Dimanche dernier à la Plaine des sports de Buchelay mise à disposition par la mairie, 75 compétiteurs d’une dizaine de clubs d’Île-de-France et des Hauts-de-France se sont affrontés pour la dernière épreuve interrégionale (avant la finale à Lille, Ndlr) de danse country, ou sa variante en solo, la line dance. Majoritairement pratiqué par des femmes qui plébiscitent la line dance, ce loisir autant que sport se détache aujourd’hui de la musique country.

« Aujourd’hui, c’est la danse qui attire », explique Cathy Duprat, coordinatrice de la Fédération française de danse (FFD), sous l’égide de laquelle se tenait la compétition bucheloise organisée par l’association Kaléidanse. La country et la line dance, intégrées seulement en 2009 par la fédération, représentent maintenant environ 10 % de ses plus de 80 000 licenciés. Mais « la country est très vaste sur le plan du loisir », précise-t-elle en avançant le chiffre de 100 000 personnes en France.

Cet important essor de la country est aujourd’hui d’abord porté par la line dance, arrivée en France dans les années 1990 avant de se généraliser une décennie plus tard. Dimanche, elle représentait une majorité des danseurs notés par le jury. « Quand on a commencé il y a 25 ans, il y avait autant d’hommes que de femmes, mais avec la line dance, qui permet de danser seul, on a été envahi de femmes ! », se souvient Cathy Duprat.

La country et la line dance représentent environ 8 000 des plus de 80 000 licenciés de la Fédération française de danse, mais serait pratiquée par environ 100 000 personnes en France

Professeure et présidente de l’association gargenvilloise Kaléidanse, Catherine Andrin, se forme à la country en 2005 à la demande de ses élèves. Si elle donne encore aujourd’hui des cours de claquettes et de danses de société, la majeure partie de son activité est constituée par la country et la line dance. Pourquoi cet intérêt ? « L’envie de danser, tout simplement, rapporte-t-elle. Et si on ne peut pas danser en couple, on peut danser en ligne également. »

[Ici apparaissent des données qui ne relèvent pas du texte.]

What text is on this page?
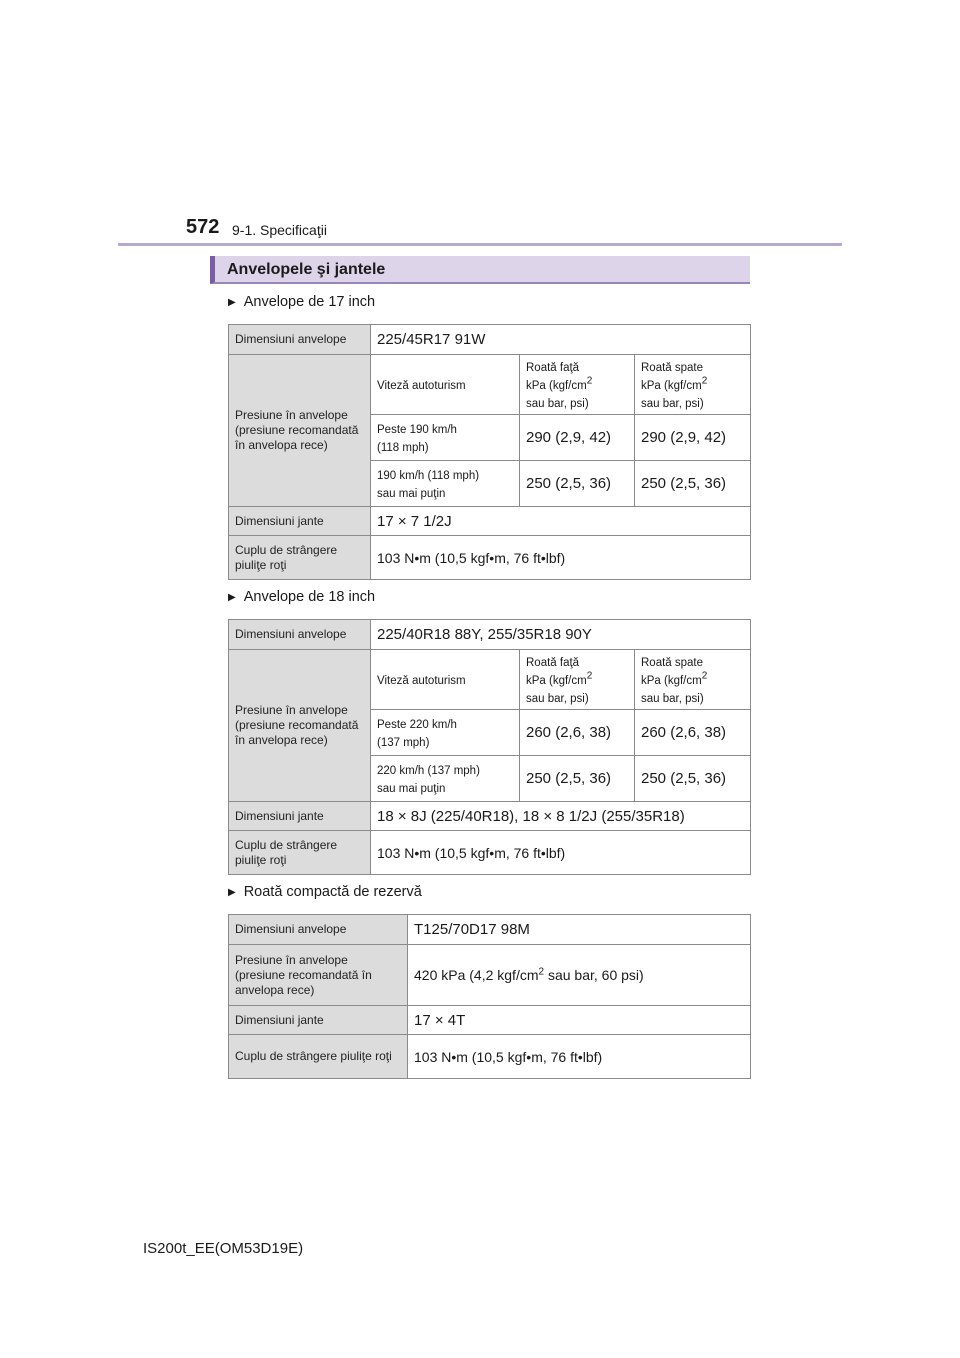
572 9-1. Specificaţii
Anvelopele şi jantele
▶ Anvelope de 17 inch
Dimensiuni anvelope	225/45R17 91W		
Presiune în anvelope (presiune recomandată în anvelopa rece)	Viteză autoturism	Roată faţă
kPa ($kgf/cm^2$
sau bar, psi)	Roată spate
kPa ($kgf/cm^2$
sau bar, psi)
	Peste 190 km/h
(118 mph)	290 (2,9, 42)	290 (2,9, 42)
	190 km/h (118 mph)
sau mai puţin	250 (2,5, 36)	250 (2,5, 36)
Dimensiuni jante	17 × 7 1/2J		
Cuplu de strângere piuliţe roţi	103 N•m (10,5 kgf•m, 76 ft•lbf)		
▶ Anvelope de 18 inch
Dimensiuni anvelope	225/40R18 88Y, 255/35R18 90Y		
Presiune în anvelope (presiune recomandată în anvelopa rece)	Viteză autoturism	Roată faţă
kPa ($kgf/cm^2$
sau bar, psi)	Roată spate
kPa ($kgf/cm^2$
sau bar, psi)
	Peste 220 km/h
(137 mph)	260 (2,6, 38)	260 (2,6, 38)
	220 km/h (137 mph)
sau mai puţin	250 (2,5, 36)	250 (2,5, 36)
Dimensiuni jante	18 × 8J (225/40R18), 18 × 8 1/2J (255/35R18)		
Cuplu de strângere piuliţe roţi	103 N•m (10,5 kgf•m, 76 ft•lbf)		
▶ Roată compactă de rezervă
Dimensiuni anvelope	T125/70D17 98M
Presiune în anvelope (presiune recomandată în anvelopa rece)	420 kPa (4,2 kgf/$cm^2$ sau bar, 60 psi)
Dimensiuni jante	17 × 4T
Cuplu de strângere piuliţe roţi	103 N•m (10,5 kgf•m, 76 ft•lbf)
IS200t_EE(OM53D19E)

Si Cathy Duprat, de son côté, se félicite de la croissance de cette pratique, elle regrette quelque peu que l’afflux de nouveaux danseurs détache la pratique de sa musique, la country. Si les compétiteurs ont encore l’obligation d’une robe pour les femmes, d’un chapeau de cow-boy pour les hommes, et de bottes pour tous, « ils n’ont plus du tout la culture musicale country qu’on avait », note la coordinatrice de la FFD : « On avait un plaisir immense à s’habiller western ! »

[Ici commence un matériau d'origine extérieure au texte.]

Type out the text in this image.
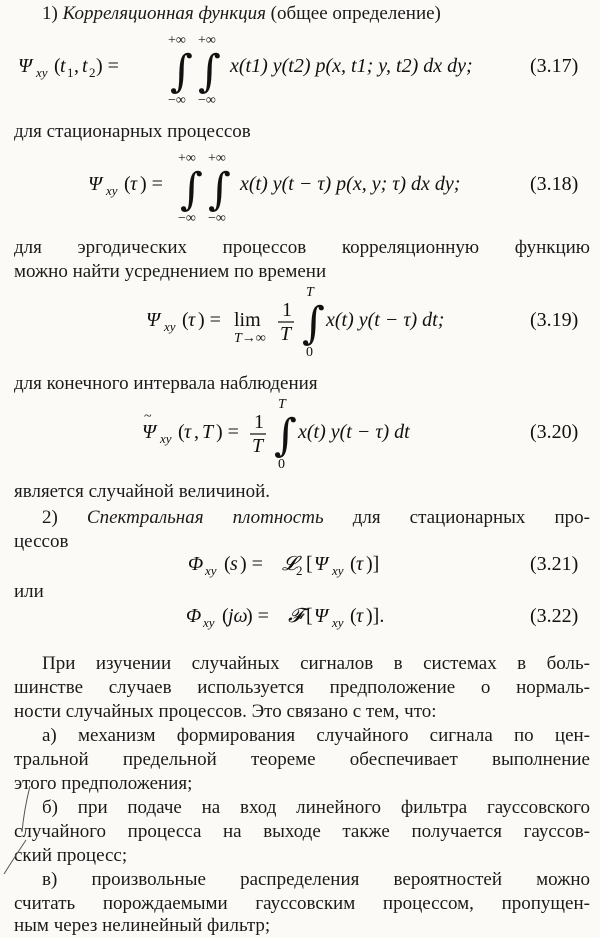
1) Корреляционная функция (общее определение)
Ψ xy ( t 1 , t 2 ) = ∫ ∫
+∞ +∞
−∞ −∞
x(t1) y(t2) p(x, t1; y, t2) dx dy;	(3.17)
для стационарных процессов
Ψ xy ( τ ) = ∫ ∫
+∞ +∞
−∞ −∞
x(t) y(t − τ) p(x, y; τ) dx dy;	(3.18)
для эргодических процессов корреляционную функцию
можно найти усреднением по времени
Ψ xy ( τ ) = lim
T→∞
1
T ∫
T
0
x(t) y(t − τ) dt;	(3.19)
для конечного интервала наблюдения
Ψ
~
xy ( τ , T ) = 1
T ∫
T
0
x(t) y(t − τ) dt	(3.20)
является случайной величиной.
2) Спектральная плотность для стационарных про-
цессов
Φ xy ( s ) = 𝓛 2 [ Ψ xy ( τ )]	(3.21)
или
Φ xy ( jω
) = 𝓕 [ Ψ xy ( τ )].	(3.22)
При изучении случайных сигналов в системах в боль-
шинстве случаев используется предположение о нормаль-
ности случайных процессов. Это связано с тем, что:
а) механизм формирования случайного сигнала по цен-
тральной предельной теореме обеспечивает выполнение
этого предположения;
б) при подаче на вход линейного фильтра гауссовского
случайного процесса на выходе также получается гауссов-
ский процесс;
в) произвольные распределения вероятностей можно
считать порождаемыми гауссовским процессом, пропущен-
ным через нелинейный фильтр;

« Dans les premières divisions, on essaie et on arrive à maintenir la musique country », précise par ailleurs Cathy Duprat. Les musiques proposées aux danseurs dimanche dernier sont effectivement plutôt variées. « On danse sur des musiques country, et sur des musiques non country », explique Catherine Andrin. Elle met aussi en avant l’accessibilité de ce loisir et sport pour tous les âges, ses 70 élèves ayant de 13 à 50 ans.

Dix étaient en compétition dimanche, une trentaine participaient bénévolement à l’organisation de l’épreuve. Il sont venus à la country souvent un peu par hasard. « J’avais fait un peu de modern jazz et de la zumba, je cherchais quelque chose de différent », témoigne Nathalie Brancata. Cette Mantevilloise de 56 ans pratique depuis trois ans, elle apprécie « les chorégraphies » comme la « grande variété de danses », et l’ambiance « conviviale » entre danseurs.